Cumhuriyet gazetesi arşivlerinde ranza maddesini taradığınızda, 1923’ten 1950 yılı başına kadar çıkan beş haberin dördü, ülkeye alınan vapurların niteliği ve insan taşıma kapasitesi hakkındadır.7 Bu haberlerde, gemilerin yolcu taşıma kapasitesi ve bu facia sonrasında güvenlik koşulları ele alınırken, sürekli güvertedeki ranza sayısına gönderme yapılmaktadır. İnsan ve mal taşımacılığı için kara yolculuğu imkânlarının henüz yeterli olmadığı bu yıllarda, vapurlar ister istemez öne çıkmaktadır. Ayrıca o dönemde, İstanbul’un iktisadi ve sosyal bağlantısının en yoğun olduğu bölgenin Karadeniz bölgesi olduğu ve bunun denizyolu üzerinden gerçekleştiği anlaşılmaktadır.

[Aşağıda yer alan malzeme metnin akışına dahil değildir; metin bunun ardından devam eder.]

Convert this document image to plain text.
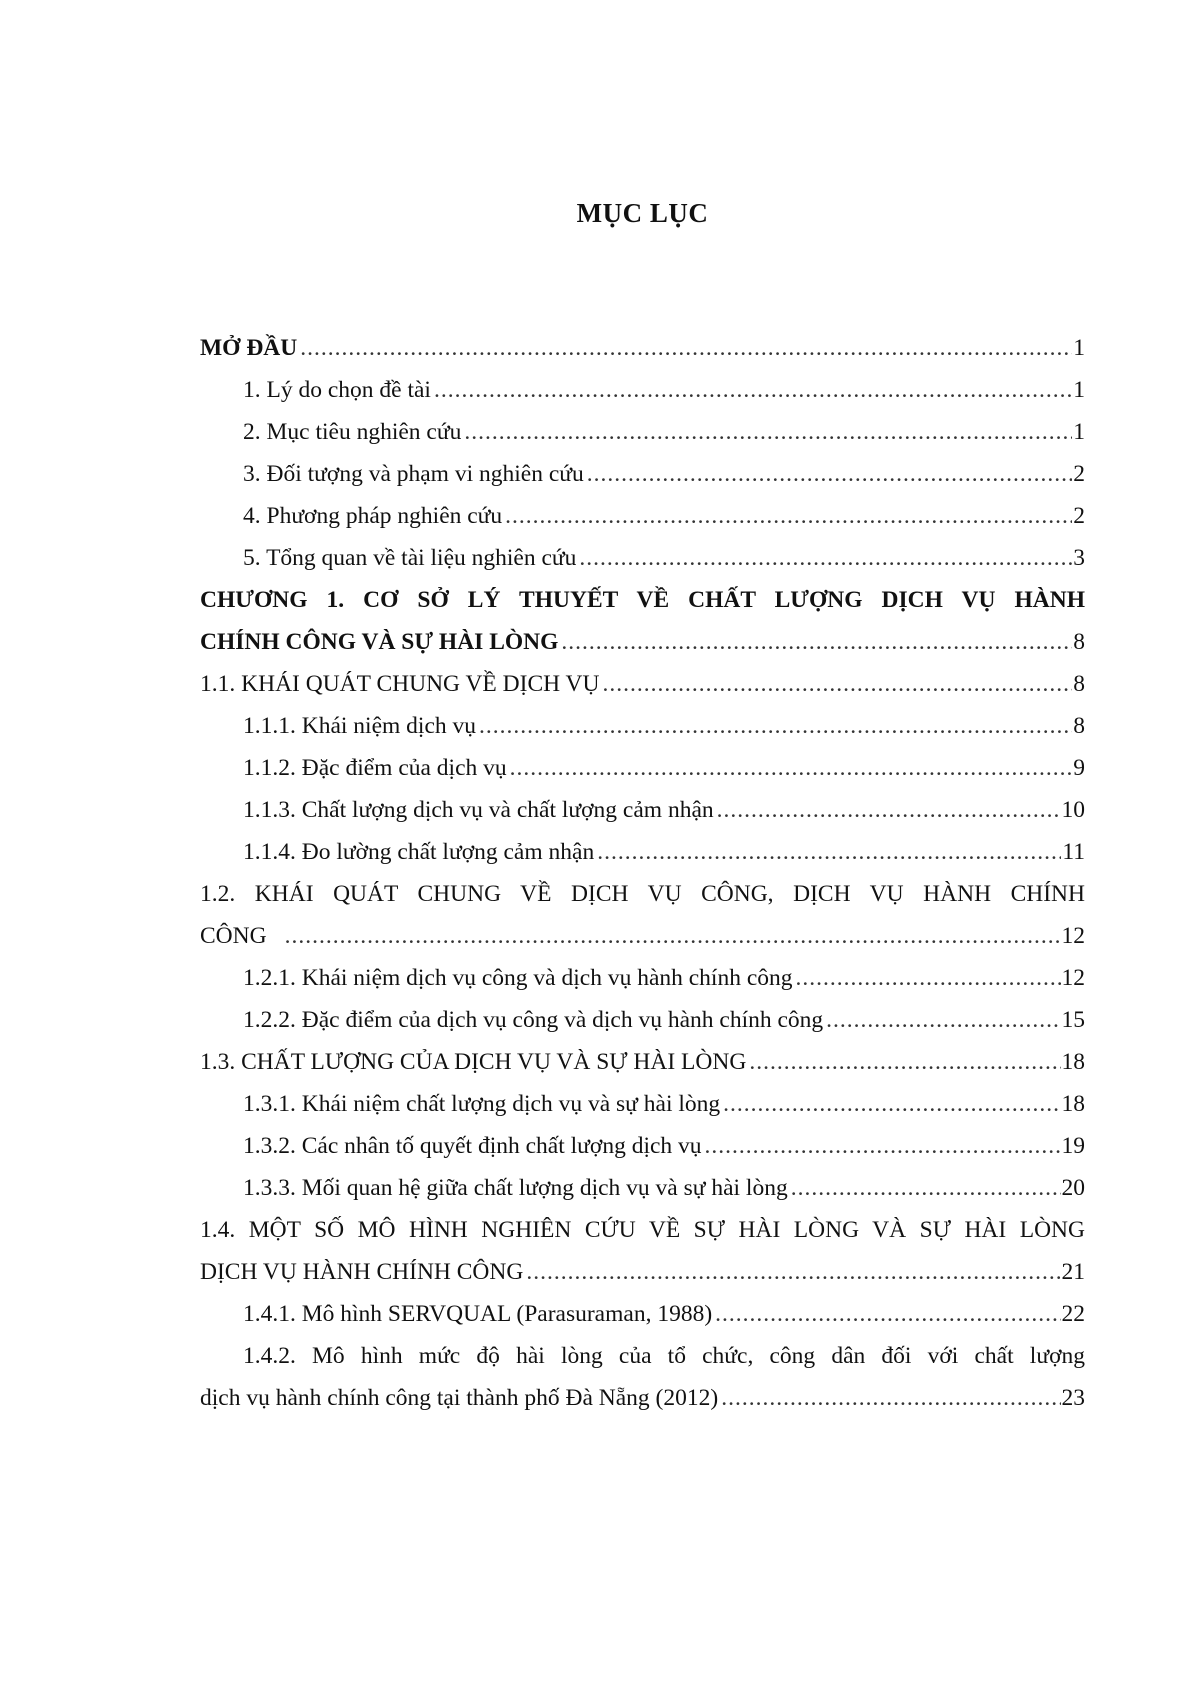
MỤC LỤC
MỞ ĐẦU .....	1
1. Lý do chọn đề tài .....	1
2. Mục tiêu nghiên cứu .....	1
3. Đối tượng và phạm vi nghiên cứu .....	2
4. Phương pháp nghiên cứu .....	2
5. Tổng quan về tài liệu nghiên cứu .....	3
CHƯƠNG 1. CƠ SỞ LÝ THUYẾT VỀ CHẤT LƯỢNG DỊCH VỤ HÀNH
CHÍNH CÔNG VÀ SỰ HÀI LÒNG .....	8
1.1. KHÁI QUÁT CHUNG VỀ DỊCH VỤ .....	8
1.1.1. Khái niệm dịch vụ .....	8
1.1.2. Đặc điểm của dịch vụ .....	9
1.1.3. Chất lượng dịch vụ và chất lượng cảm nhận .....	10
1.1.4. Đo lường chất lượng cảm nhận .....	11
1.2. KHÁI QUÁT CHUNG VỀ DỊCH VỤ CÔNG, DỊCH VỤ HÀNH CHÍNH
CÔNG .....	12
1.2.1. Khái niệm dịch vụ công và dịch vụ hành chính công .....	12
1.2.2. Đặc điểm của dịch vụ công và dịch vụ hành chính công .....	15
1.3. CHẤT LƯỢNG CỦA DỊCH VỤ VÀ SỰ HÀI LÒNG .....	18
1.3.1. Khái niệm chất lượng dịch vụ và sự hài lòng .....	18
1.3.2. Các nhân tố quyết định chất lượng dịch vụ .....	19
1.3.3. Mối quan hệ giữa chất lượng dịch vụ và sự hài lòng .....	20
1.4. MỘT SỐ MÔ HÌNH NGHIÊN CỨU VỀ SỰ HÀI LÒNG VÀ SỰ HÀI LÒNG
DỊCH VỤ HÀNH CHÍNH CÔNG .....	21
1.4.1. Mô hình SERVQUAL (Parasuraman, 1988) .....	22
1.4.2. Mô hình mức độ hài lòng của tổ chức, công dân đối với chất lượng
dịch vụ hành chính công tại thành phố Đà Nẵng (2012) .....	23
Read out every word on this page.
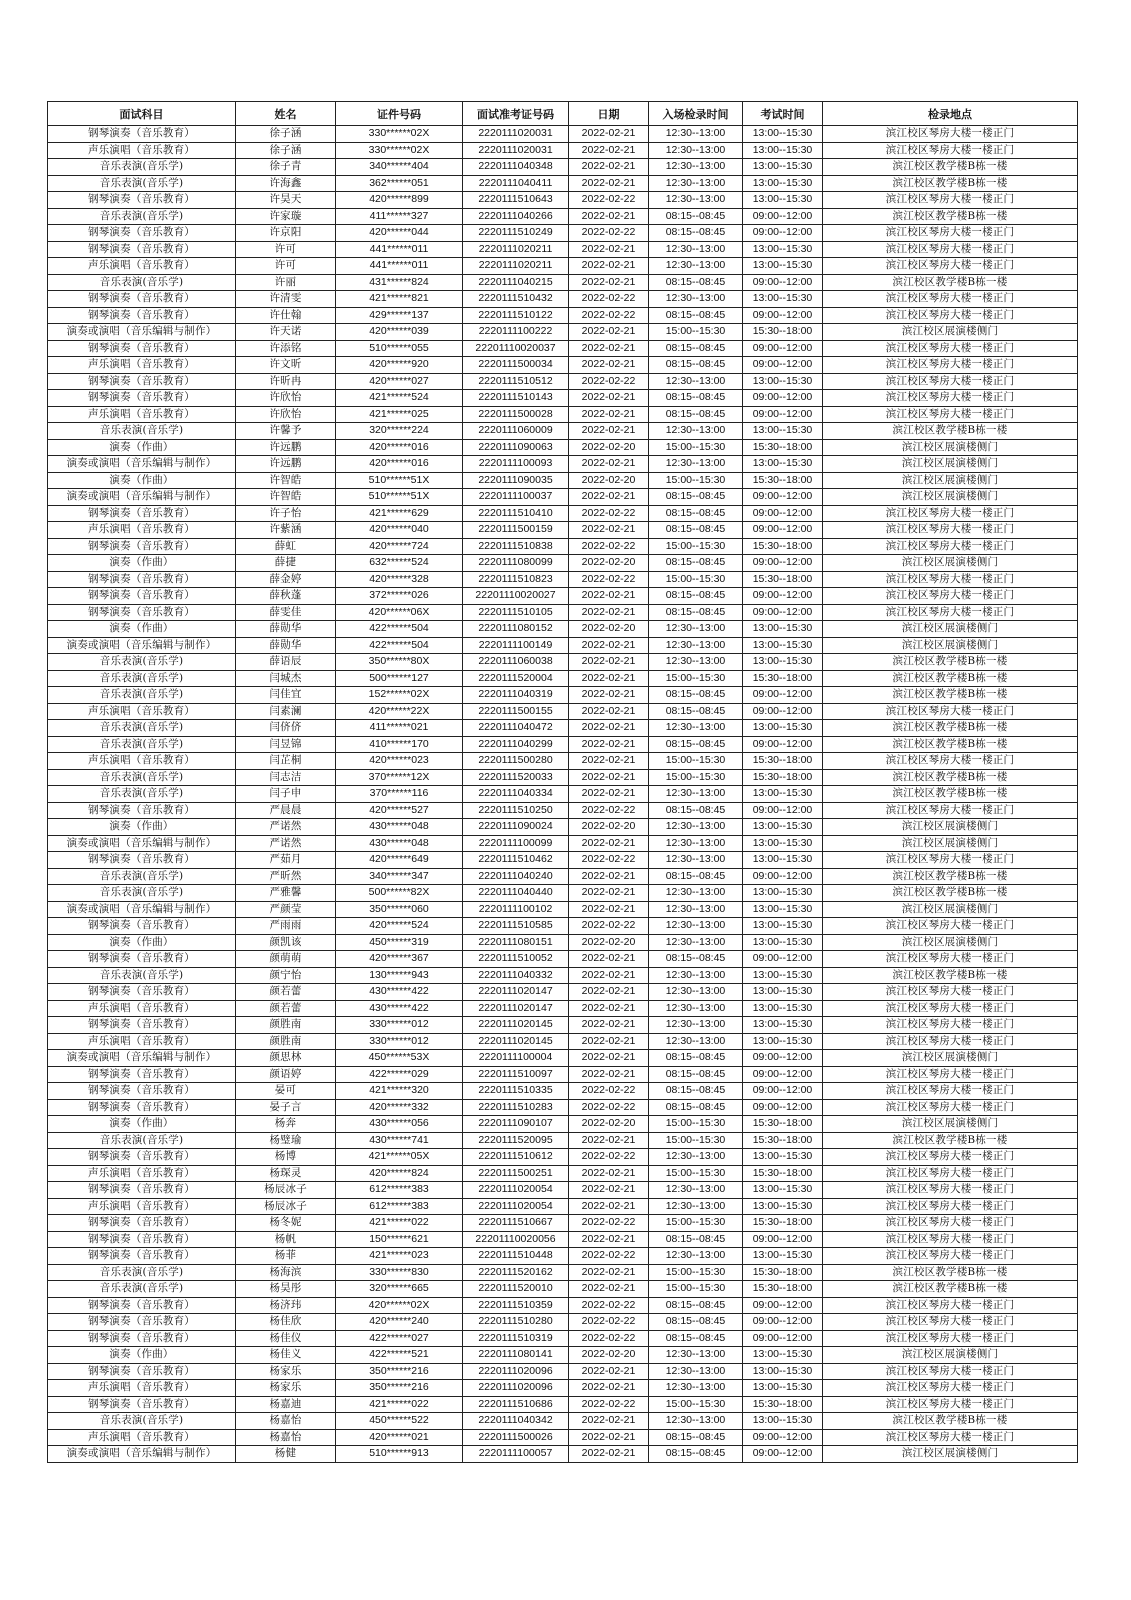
面试科目	姓名	证件号码	面试准考证号码	日期	入场检录时间	考试时间	检录地点
钢琴演奏（音乐教育）	徐子涵	330******02X	2220111020031	2022-02-21	12:30--13:00	13:00--15:30	滨江校区琴房大楼一楼正门
声乐演唱（音乐教育）	徐子涵	330******02X	2220111020031	2022-02-21	12:30--13:00	13:00--15:30	滨江校区琴房大楼一楼正门
音乐表演(音乐学)	徐子青	340******404	2220111040348	2022-02-21	12:30--13:00	13:00--15:30	滨江校区教学楼B栋一楼
音乐表演(音乐学)	许海鑫	362******051	2220111040411	2022-02-21	12:30--13:00	13:00--15:30	滨江校区教学楼B栋一楼
钢琴演奏（音乐教育）	许昊天	420******899	2220111510643	2022-02-22	12:30--13:00	13:00--15:30	滨江校区琴房大楼一楼正门
音乐表演(音乐学)	许家璇	411******327	2220111040266	2022-02-21	08:15--08:45	09:00--12:00	滨江校区教学楼B栋一楼
钢琴演奏（音乐教育）	许京阳	420******044	2220111510249	2022-02-22	08:15--08:45	09:00--12:00	滨江校区琴房大楼一楼正门
钢琴演奏（音乐教育）	许可	441******011	2220111020211	2022-02-21	12:30--13:00	13:00--15:30	滨江校区琴房大楼一楼正门
声乐演唱（音乐教育）	许可	441******011	2220111020211	2022-02-21	12:30--13:00	13:00--15:30	滨江校区琴房大楼一楼正门
音乐表演(音乐学)	许丽	431******824	2220111040215	2022-02-21	08:15--08:45	09:00--12:00	滨江校区教学楼B栋一楼
钢琴演奏（音乐教育）	许清雯	421******821	2220111510432	2022-02-22	12:30--13:00	13:00--15:30	滨江校区琴房大楼一楼正门
钢琴演奏（音乐教育）	许仕翰	429******137	2220111510122	2022-02-22	08:15--08:45	09:00--12:00	滨江校区琴房大楼一楼正门
演奏或演唱（音乐编辑与制作）	许天诺	420******039	2220111100222	2022-02-21	15:00--15:30	15:30--18:00	滨江校区展演楼侧门
钢琴演奏（音乐教育）	许添铭	510******055	22201110020037	2022-02-21	08:15--08:45	09:00--12:00	滨江校区琴房大楼一楼正门
声乐演唱（音乐教育）	许文昕	420******920	2220111500034	2022-02-21	08:15--08:45	09:00--12:00	滨江校区琴房大楼一楼正门
钢琴演奏（音乐教育）	许昕冉	420******027	2220111510512	2022-02-22	12:30--13:00	13:00--15:30	滨江校区琴房大楼一楼正门
钢琴演奏（音乐教育）	许欣怡	421******524	2220111510143	2022-02-21	08:15--08:45	09:00--12:00	滨江校区琴房大楼一楼正门
声乐演唱（音乐教育）	许欣怡	421******025	2220111500028	2022-02-21	08:15--08:45	09:00--12:00	滨江校区琴房大楼一楼正门
音乐表演(音乐学)	许馨予	320******224	2220111060009	2022-02-21	12:30--13:00	13:00--15:30	滨江校区教学楼B栋一楼
演奏（作曲）	许远鹏	420******016	2220111090063	2022-02-20	15:00--15:30	15:30--18:00	滨江校区展演楼侧门
演奏或演唱（音乐编辑与制作）	许远鹏	420******016	2220111100093	2022-02-21	12:30--13:00	13:00--15:30	滨江校区展演楼侧门
演奏（作曲）	许智皓	510******51X	2220111090035	2022-02-20	15:00--15:30	15:30--18:00	滨江校区展演楼侧门
演奏或演唱（音乐编辑与制作）	许智皓	510******51X	2220111100037	2022-02-21	08:15--08:45	09:00--12:00	滨江校区展演楼侧门
钢琴演奏（音乐教育）	许子怡	421******629	2220111510410	2022-02-22	08:15--08:45	09:00--12:00	滨江校区琴房大楼一楼正门
声乐演唱（音乐教育）	许紫涵	420******040	2220111500159	2022-02-21	08:15--08:45	09:00--12:00	滨江校区琴房大楼一楼正门
钢琴演奏（音乐教育）	薛虹	420******724	2220111510838	2022-02-22	15:00--15:30	15:30--18:00	滨江校区琴房大楼一楼正门
演奏（作曲）	薛捷	632******524	2220111080099	2022-02-20	08:15--08:45	09:00--12:00	滨江校区展演楼侧门
钢琴演奏（音乐教育）	薛金婷	420******328	2220111510823	2022-02-22	15:00--15:30	15:30--18:00	滨江校区琴房大楼一楼正门
钢琴演奏（音乐教育）	薛秋蓬	372******026	22201110020027	2022-02-21	08:15--08:45	09:00--12:00	滨江校区琴房大楼一楼正门
钢琴演奏（音乐教育）	薛雯佳	420******06X	2220111510105	2022-02-21	08:15--08:45	09:00--12:00	滨江校区琴房大楼一楼正门
演奏（作曲）	薛勋华	422******504	2220111080152	2022-02-20	12:30--13:00	13:00--15:30	滨江校区展演楼侧门
演奏或演唱（音乐编辑与制作）	薛勋华	422******504	2220111100149	2022-02-21	12:30--13:00	13:00--15:30	滨江校区展演楼侧门
音乐表演(音乐学)	薛语辰	350******80X	2220111060038	2022-02-21	12:30--13:00	13:00--15:30	滨江校区教学楼B栋一楼
音乐表演(音乐学)	闫城杰	500******127	2220111520004	2022-02-21	15:00--15:30	15:30--18:00	滨江校区教学楼B栋一楼
音乐表演(音乐学)	闫佳宜	152******02X	2220111040319	2022-02-21	08:15--08:45	09:00--12:00	滨江校区教学楼B栋一楼
声乐演唱（音乐教育）	闫素澜	420******22X	2220111500155	2022-02-21	08:15--08:45	09:00--12:00	滨江校区琴房大楼一楼正门
音乐表演(音乐学)	闫侪侪	411******021	2220111040472	2022-02-21	12:30--13:00	13:00--15:30	滨江校区教学楼B栋一楼
音乐表演(音乐学)	闫昱锦	410******170	2220111040299	2022-02-21	08:15--08:45	09:00--12:00	滨江校区教学楼B栋一楼
声乐演唱（音乐教育）	闫芷桐	420******023	2220111500280	2022-02-21	15:00--15:30	15:30--18:00	滨江校区琴房大楼一楼正门
音乐表演(音乐学)	闫志洁	370******12X	2220111520033	2022-02-21	15:00--15:30	15:30--18:00	滨江校区教学楼B栋一楼
音乐表演(音乐学)	闫子申	370******116	2220111040334	2022-02-21	12:30--13:00	13:00--15:30	滨江校区教学楼B栋一楼
钢琴演奏（音乐教育）	严晨晨	420******527	2220111510250	2022-02-22	08:15--08:45	09:00--12:00	滨江校区琴房大楼一楼正门
演奏（作曲）	严诺然	430******048	2220111090024	2022-02-20	12:30--13:00	13:00--15:30	滨江校区展演楼侧门
演奏或演唱（音乐编辑与制作）	严诺然	430******048	2220111100099	2022-02-21	12:30--13:00	13:00--15:30	滨江校区展演楼侧门
钢琴演奏（音乐教育）	严茹月	420******649	2220111510462	2022-02-22	12:30--13:00	13:00--15:30	滨江校区琴房大楼一楼正门
音乐表演(音乐学)	严昕然	340******347	2220111040240	2022-02-21	08:15--08:45	09:00--12:00	滨江校区教学楼B栋一楼
音乐表演(音乐学)	严雅馨	500******82X	2220111040440	2022-02-21	12:30--13:00	13:00--15:30	滨江校区教学楼B栋一楼
演奏或演唱（音乐编辑与制作）	严颜莹	350******060	2220111100102	2022-02-21	12:30--13:00	13:00--15:30	滨江校区展演楼侧门
钢琴演奏（音乐教育）	严雨雨	420******524	2220111510585	2022-02-22	12:30--13:00	13:00--15:30	滨江校区琴房大楼一楼正门
演奏（作曲）	颜凯该	450******319	2220111080151	2022-02-20	12:30--13:00	13:00--15:30	滨江校区展演楼侧门
钢琴演奏（音乐教育）	颜萌萌	420******367	2220111510052	2022-02-21	08:15--08:45	09:00--12:00	滨江校区琴房大楼一楼正门
音乐表演(音乐学)	颜宁怡	130******943	2220111040332	2022-02-21	12:30--13:00	13:00--15:30	滨江校区教学楼B栋一楼
钢琴演奏（音乐教育）	颜若蕾	430******422	2220111020147	2022-02-21	12:30--13:00	13:00--15:30	滨江校区琴房大楼一楼正门
声乐演唱（音乐教育）	颜若蕾	430******422	2220111020147	2022-02-21	12:30--13:00	13:00--15:30	滨江校区琴房大楼一楼正门
钢琴演奏（音乐教育）	颜胜南	330******012	2220111020145	2022-02-21	12:30--13:00	13:00--15:30	滨江校区琴房大楼一楼正门
声乐演唱（音乐教育）	颜胜南	330******012	2220111020145	2022-02-21	12:30--13:00	13:00--15:30	滨江校区琴房大楼一楼正门
演奏或演唱（音乐编辑与制作）	颜思林	450******53X	2220111100004	2022-02-21	08:15--08:45	09:00--12:00	滨江校区展演楼侧门
钢琴演奏（音乐教育）	颜语婷	422******029	2220111510097	2022-02-21	08:15--08:45	09:00--12:00	滨江校区琴房大楼一楼正门
钢琴演奏（音乐教育）	晏可	421******320	2220111510335	2022-02-22	08:15--08:45	09:00--12:00	滨江校区琴房大楼一楼正门
钢琴演奏（音乐教育）	晏子言	420******332	2220111510283	2022-02-22	08:15--08:45	09:00--12:00	滨江校区琴房大楼一楼正门
演奏（作曲）	杨奔	430******056	2220111090107	2022-02-20	15:00--15:30	15:30--18:00	滨江校区展演楼侧门
音乐表演(音乐学)	杨璧瑜	430******741	2220111520095	2022-02-21	15:00--15:30	15:30--18:00	滨江校区教学楼B栋一楼
钢琴演奏（音乐教育）	杨博	421******05X	2220111510612	2022-02-22	12:30--13:00	13:00--15:30	滨江校区琴房大楼一楼正门
声乐演唱（音乐教育）	杨琛灵	420******824	2220111500251	2022-02-21	15:00--15:30	15:30--18:00	滨江校区琴房大楼一楼正门
钢琴演奏（音乐教育）	杨辰冰子	612******383	2220111020054	2022-02-21	12:30--13:00	13:00--15:30	滨江校区琴房大楼一楼正门
声乐演唱（音乐教育）	杨辰冰子	612******383	2220111020054	2022-02-21	12:30--13:00	13:00--15:30	滨江校区琴房大楼一楼正门
钢琴演奏（音乐教育）	杨冬妮	421******022	2220111510667	2022-02-22	15:00--15:30	15:30--18:00	滨江校区琴房大楼一楼正门
钢琴演奏（音乐教育）	杨帆	150******621	22201110020056	2022-02-21	08:15--08:45	09:00--12:00	滨江校区琴房大楼一楼正门
钢琴演奏（音乐教育）	杨菲	421******023	2220111510448	2022-02-22	12:30--13:00	13:00--15:30	滨江校区琴房大楼一楼正门
音乐表演(音乐学)	杨海滨	330******830	2220111520162	2022-02-21	15:00--15:30	15:30--18:00	滨江校区教学楼B栋一楼
音乐表演(音乐学)	杨昊彤	320******665	2220111520010	2022-02-21	15:00--15:30	15:30--18:00	滨江校区教学楼B栋一楼
钢琴演奏（音乐教育）	杨济玮	420******02X	2220111510359	2022-02-22	08:15--08:45	09:00--12:00	滨江校区琴房大楼一楼正门
钢琴演奏（音乐教育）	杨佳欣	420******240	2220111510280	2022-02-22	08:15--08:45	09:00--12:00	滨江校区琴房大楼一楼正门
钢琴演奏（音乐教育）	杨佳仪	422******027	2220111510319	2022-02-22	08:15--08:45	09:00--12:00	滨江校区琴房大楼一楼正门
演奏（作曲）	杨佳义	422******521	2220111080141	2022-02-20	12:30--13:00	13:00--15:30	滨江校区展演楼侧门
钢琴演奏（音乐教育）	杨家乐	350******216	2220111020096	2022-02-21	12:30--13:00	13:00--15:30	滨江校区琴房大楼一楼正门
声乐演唱（音乐教育）	杨家乐	350******216	2220111020096	2022-02-21	12:30--13:00	13:00--15:30	滨江校区琴房大楼一楼正门
钢琴演奏（音乐教育）	杨嘉迪	421******022	2220111510686	2022-02-22	15:00--15:30	15:30--18:00	滨江校区琴房大楼一楼正门
音乐表演(音乐学)	杨嘉怡	450******522	2220111040342	2022-02-21	12:30--13:00	13:00--15:30	滨江校区教学楼B栋一楼
声乐演唱（音乐教育）	杨嘉怡	420******021	2220111500026	2022-02-21	08:15--08:45	09:00--12:00	滨江校区琴房大楼一楼正门
演奏或演唱（音乐编辑与制作）	杨健	510******913	2220111100057	2022-02-21	08:15--08:45	09:00--12:00	滨江校区展演楼侧门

İmkânsızlık kadar sahipsiz kalmaya/bırakılmaya da işaret ediyor ranza. Memleket Mektupları köşesinde Samih Nafiz Tansu, 1954 yılı başında yazmış olduğu “Çukurova’da Kış” başlıklı yazısında,8 20 sene önce kalmış olduğu Adana’daki “erkek ve kız liselerinin acınacak hali”ne değinerek yatakhanelerde “tıpkı kışlalarda olduğu gibi ranza usulü karyolalarla öğrencilerinin yatırıldığını” görür ve “Adana’nın niçin bu kadar öksüz kaldığına ve hangi suçunun cezasını şimdiye kadar çektiğini merak etmekten kendini ala[maz].” Bu öksüzlük halinin memleketin yatılı okullarının kaderi olduğunu, hem yazarın 1988-1991 arasındaki kişisel deneyimine hem de 2003’te bir deprem yaşayan Bingöl’de çöken “Çeltiksuyu Yatılı Bölge İlköğretim Okulu” yurdunda kalan ve demir ranzalar sayesinde kurtulan öğrencilerin çığlık niteliğindeki mektuplarına bakarak söyleyebiliriz (Balbay, 11 Mayıs 2003).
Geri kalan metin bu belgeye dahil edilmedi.